Re: [PATCH] the dm-loop target

Ming Lei <ming.lei@xxxxxxxxxx> · Thu, 13 Mar 2025 09:36:22 +0800

On Wed, Mar 12, 2025 at 04:27:12PM +0800, Ming Lei wrote:
> On Wed, Mar 12, 2025 at 01:34:02PM +1100, Dave Chinner wrote:

...

> 
> block layer/storage has many optimization for batching handling, if IOs
> are submitted from many contexts:
> 
> - this batch handling optimization is gone
> 
> - IO is re-ordered from underlying hardware viewpoint
> 
> - more contention from FS write lock, because loop has single back file.
> 
> That is why the single task context is taken from the beginning of loop aio,
> and it performs pretty well for sequential IO workloads, as I shown
> in the zloop example.
> 
> > 
> > > It isn't perfect, sometime it may be slower than running on io-wq
> > > directly.
> > > 
> > > But is there any better way for covering everything?
> > 
> > Yes - fix the loop queue workers.
> 
> What you suggested is threaded aio by submitting IO concurrently from
> different task context, this way is not the most efficient one, otherwise
> modern language won't invent async/.await.
> 
> In my test VM, by running Mikulas's fio script on loop/nvme by the attached
> threaded_aio patch:
> 
> NOWAIT with MQ 4		:   70K iops(read), 70K iops(write), cpu util: 40%
> threaded_aio with MQ 4	:	64k iops(read), 64K iops(write), cpu util: 52% 
> in tree loop(SQ)		:   58K	iops(read), 58K iops(write)	
> 
> Mikulas, please feel free to run your tests with threaded_aio:
> 
> 	modprobe loop nr_hw_queues=4 threaded_aio=1
> 
> by applying the attached the patch over the loop patchset.
> 
> The performance gap could be more obvious in fast hardware.

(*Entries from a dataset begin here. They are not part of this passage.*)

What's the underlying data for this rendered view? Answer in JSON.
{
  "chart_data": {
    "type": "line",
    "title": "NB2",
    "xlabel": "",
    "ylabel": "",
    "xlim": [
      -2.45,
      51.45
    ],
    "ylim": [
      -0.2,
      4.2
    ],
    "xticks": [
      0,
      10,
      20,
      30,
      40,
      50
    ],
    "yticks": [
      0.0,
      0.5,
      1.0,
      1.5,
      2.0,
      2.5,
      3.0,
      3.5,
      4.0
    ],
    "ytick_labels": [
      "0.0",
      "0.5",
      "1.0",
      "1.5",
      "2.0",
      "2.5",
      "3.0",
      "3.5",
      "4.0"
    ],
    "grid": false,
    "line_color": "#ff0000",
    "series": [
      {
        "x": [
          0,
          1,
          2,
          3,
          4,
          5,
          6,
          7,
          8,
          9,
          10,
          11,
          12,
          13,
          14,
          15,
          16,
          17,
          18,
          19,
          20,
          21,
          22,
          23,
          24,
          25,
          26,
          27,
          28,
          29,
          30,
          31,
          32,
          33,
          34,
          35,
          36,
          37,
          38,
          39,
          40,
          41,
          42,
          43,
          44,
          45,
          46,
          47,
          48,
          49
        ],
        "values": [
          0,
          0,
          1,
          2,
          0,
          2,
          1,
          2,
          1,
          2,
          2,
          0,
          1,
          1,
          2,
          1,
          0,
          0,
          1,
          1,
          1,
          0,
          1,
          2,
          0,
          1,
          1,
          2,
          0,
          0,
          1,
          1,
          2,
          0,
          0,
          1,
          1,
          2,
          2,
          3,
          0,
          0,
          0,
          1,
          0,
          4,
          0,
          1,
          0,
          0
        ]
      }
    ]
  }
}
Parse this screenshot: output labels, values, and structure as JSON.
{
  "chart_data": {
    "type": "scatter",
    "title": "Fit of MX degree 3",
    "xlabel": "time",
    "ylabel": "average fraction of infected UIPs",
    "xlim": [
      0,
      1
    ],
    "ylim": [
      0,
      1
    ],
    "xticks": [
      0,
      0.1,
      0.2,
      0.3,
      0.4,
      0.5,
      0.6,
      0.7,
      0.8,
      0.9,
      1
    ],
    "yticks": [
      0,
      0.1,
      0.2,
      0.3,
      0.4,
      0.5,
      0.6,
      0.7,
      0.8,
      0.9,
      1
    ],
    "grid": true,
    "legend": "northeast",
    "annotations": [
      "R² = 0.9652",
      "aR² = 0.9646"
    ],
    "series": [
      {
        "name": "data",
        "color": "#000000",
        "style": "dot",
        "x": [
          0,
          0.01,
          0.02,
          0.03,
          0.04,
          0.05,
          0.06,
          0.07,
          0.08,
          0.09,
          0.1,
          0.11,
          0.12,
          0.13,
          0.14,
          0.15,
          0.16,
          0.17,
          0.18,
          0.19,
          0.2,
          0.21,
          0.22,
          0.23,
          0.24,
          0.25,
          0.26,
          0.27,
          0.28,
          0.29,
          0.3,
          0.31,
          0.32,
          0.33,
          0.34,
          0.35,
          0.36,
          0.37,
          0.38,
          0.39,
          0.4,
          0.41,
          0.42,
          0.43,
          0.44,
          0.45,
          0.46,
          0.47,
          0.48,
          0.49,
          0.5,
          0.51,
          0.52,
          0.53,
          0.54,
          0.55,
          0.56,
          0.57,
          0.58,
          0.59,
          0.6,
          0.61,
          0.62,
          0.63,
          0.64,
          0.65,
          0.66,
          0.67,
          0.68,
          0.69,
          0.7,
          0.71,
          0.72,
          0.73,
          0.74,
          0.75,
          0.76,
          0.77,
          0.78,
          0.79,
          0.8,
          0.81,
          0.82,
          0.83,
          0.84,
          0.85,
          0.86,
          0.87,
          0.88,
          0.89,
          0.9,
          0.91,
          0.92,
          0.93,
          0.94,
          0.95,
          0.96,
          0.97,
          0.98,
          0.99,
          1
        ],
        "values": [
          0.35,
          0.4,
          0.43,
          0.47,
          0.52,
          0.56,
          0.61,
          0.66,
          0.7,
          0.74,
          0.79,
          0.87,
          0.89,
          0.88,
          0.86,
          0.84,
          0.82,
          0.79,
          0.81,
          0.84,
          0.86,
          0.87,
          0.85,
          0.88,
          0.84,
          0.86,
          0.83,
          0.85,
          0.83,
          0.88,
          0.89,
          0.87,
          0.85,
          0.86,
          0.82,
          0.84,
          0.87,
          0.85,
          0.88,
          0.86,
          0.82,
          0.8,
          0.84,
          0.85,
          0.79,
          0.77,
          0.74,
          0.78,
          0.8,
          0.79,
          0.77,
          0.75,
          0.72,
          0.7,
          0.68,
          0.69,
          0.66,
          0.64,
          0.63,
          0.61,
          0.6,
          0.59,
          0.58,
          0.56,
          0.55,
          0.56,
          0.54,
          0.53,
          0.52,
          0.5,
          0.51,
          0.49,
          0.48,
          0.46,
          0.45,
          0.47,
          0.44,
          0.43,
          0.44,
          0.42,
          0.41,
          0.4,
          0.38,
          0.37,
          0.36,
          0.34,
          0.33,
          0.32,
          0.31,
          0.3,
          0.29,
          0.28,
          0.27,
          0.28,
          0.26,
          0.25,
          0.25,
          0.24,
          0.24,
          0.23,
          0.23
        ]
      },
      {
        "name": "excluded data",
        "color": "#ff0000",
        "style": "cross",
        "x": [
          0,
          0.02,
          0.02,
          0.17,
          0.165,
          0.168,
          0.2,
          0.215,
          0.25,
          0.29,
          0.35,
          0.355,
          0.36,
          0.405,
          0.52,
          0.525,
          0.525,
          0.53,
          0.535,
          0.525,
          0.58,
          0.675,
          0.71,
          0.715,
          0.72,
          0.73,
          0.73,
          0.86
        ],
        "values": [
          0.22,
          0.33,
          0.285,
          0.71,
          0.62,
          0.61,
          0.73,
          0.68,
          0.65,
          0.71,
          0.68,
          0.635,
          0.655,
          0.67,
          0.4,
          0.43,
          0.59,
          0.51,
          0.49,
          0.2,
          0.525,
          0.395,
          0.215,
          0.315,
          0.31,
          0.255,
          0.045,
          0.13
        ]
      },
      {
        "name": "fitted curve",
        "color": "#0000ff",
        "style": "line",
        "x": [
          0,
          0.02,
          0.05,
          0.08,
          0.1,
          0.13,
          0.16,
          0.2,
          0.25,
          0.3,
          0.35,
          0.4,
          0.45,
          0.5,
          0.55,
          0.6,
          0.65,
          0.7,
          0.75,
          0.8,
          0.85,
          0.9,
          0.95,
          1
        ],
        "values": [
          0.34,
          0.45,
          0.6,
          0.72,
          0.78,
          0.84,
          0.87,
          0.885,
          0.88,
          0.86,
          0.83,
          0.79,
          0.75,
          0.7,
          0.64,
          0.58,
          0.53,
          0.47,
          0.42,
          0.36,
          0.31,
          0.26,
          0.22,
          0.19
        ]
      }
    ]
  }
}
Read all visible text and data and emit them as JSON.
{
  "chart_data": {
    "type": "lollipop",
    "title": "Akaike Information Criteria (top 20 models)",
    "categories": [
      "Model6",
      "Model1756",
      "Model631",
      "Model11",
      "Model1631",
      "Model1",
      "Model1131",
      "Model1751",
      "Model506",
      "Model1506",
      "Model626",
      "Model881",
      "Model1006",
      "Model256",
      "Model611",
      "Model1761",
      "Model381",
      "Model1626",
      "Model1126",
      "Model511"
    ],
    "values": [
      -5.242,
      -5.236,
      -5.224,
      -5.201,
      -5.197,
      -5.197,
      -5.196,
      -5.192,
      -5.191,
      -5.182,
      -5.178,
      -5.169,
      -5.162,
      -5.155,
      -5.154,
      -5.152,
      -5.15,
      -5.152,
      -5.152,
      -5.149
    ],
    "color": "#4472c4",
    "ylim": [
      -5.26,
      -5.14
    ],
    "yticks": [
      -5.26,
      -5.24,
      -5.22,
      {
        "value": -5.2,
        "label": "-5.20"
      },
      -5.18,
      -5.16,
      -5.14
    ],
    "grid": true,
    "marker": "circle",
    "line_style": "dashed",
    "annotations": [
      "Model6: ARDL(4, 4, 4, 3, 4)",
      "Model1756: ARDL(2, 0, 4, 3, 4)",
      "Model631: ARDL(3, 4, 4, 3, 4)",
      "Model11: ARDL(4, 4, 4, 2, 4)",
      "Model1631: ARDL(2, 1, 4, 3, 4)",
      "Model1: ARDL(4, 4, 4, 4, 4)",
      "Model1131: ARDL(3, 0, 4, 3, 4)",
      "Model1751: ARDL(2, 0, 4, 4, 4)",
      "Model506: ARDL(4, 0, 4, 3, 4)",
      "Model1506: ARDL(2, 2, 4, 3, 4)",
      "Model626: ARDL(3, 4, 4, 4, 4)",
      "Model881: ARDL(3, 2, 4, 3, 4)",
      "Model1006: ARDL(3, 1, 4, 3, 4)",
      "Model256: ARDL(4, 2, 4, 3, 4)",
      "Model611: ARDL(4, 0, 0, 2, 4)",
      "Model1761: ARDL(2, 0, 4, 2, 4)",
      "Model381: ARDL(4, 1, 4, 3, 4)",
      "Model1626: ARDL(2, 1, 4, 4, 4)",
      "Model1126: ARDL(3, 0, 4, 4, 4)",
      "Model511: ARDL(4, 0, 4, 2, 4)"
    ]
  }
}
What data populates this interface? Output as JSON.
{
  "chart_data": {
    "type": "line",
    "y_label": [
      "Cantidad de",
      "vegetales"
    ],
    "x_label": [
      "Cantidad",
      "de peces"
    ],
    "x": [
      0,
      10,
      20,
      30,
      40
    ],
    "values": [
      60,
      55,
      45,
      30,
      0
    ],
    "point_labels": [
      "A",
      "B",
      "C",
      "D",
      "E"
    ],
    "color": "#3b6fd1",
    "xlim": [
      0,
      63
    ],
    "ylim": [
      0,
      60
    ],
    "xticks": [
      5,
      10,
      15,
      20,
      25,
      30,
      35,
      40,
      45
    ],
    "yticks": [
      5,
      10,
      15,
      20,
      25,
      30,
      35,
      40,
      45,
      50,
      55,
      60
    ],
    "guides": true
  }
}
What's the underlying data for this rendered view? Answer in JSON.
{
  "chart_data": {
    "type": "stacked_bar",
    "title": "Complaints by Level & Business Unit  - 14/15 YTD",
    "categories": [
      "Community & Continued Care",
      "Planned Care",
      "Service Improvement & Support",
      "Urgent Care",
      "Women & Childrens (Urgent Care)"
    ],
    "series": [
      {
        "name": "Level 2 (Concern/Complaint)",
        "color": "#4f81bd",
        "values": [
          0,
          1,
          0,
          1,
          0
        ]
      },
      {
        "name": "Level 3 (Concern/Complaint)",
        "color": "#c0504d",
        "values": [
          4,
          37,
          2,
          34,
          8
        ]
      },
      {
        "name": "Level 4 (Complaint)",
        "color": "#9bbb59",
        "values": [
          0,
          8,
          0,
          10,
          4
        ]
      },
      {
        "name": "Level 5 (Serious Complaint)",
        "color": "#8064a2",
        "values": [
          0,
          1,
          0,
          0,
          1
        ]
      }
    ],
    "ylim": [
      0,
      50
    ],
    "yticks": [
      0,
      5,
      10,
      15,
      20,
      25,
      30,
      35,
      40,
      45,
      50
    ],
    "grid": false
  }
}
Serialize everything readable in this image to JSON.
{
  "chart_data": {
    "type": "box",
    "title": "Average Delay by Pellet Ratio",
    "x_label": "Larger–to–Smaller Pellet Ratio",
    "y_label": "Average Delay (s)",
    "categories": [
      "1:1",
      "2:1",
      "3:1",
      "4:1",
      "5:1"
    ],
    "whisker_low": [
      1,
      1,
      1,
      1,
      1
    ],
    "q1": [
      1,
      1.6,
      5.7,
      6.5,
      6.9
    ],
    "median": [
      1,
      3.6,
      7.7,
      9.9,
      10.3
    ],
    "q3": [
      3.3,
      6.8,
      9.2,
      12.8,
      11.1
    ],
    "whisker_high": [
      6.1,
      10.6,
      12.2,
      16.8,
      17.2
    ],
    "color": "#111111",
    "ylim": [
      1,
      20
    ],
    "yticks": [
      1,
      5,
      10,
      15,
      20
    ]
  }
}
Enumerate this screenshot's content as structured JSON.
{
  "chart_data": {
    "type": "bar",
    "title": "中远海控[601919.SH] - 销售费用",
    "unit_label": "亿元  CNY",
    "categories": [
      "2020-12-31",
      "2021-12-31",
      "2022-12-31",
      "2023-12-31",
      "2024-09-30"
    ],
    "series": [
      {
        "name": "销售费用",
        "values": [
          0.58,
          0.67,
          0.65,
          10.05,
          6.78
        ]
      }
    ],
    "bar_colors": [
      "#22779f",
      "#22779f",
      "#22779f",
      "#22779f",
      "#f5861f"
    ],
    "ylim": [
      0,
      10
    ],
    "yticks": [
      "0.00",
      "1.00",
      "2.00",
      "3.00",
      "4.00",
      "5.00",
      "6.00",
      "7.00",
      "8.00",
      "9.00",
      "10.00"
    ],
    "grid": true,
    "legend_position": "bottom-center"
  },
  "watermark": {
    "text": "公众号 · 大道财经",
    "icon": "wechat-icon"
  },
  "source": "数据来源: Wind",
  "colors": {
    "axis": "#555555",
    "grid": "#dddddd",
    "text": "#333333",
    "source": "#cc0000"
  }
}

For the normal single job sequential WRITE workload, on same test VM, still
loop over /dev/nvme0n1, and running fio over loop directly:

fio --direct=1 --bs=4k --runtime=40 --time_based --numjobs=1 --ioengine=libaio \
	--iodepth=16 --group_reporting=1 --filename=/dev/loop0 -name=job --rw=write

threaded_aio(SQ)	:	81k  iops(write), cpu util: 20% 
in tree loop(SQ)	:   100K iops(write), cpu util: 7%	

Thanks,
Ming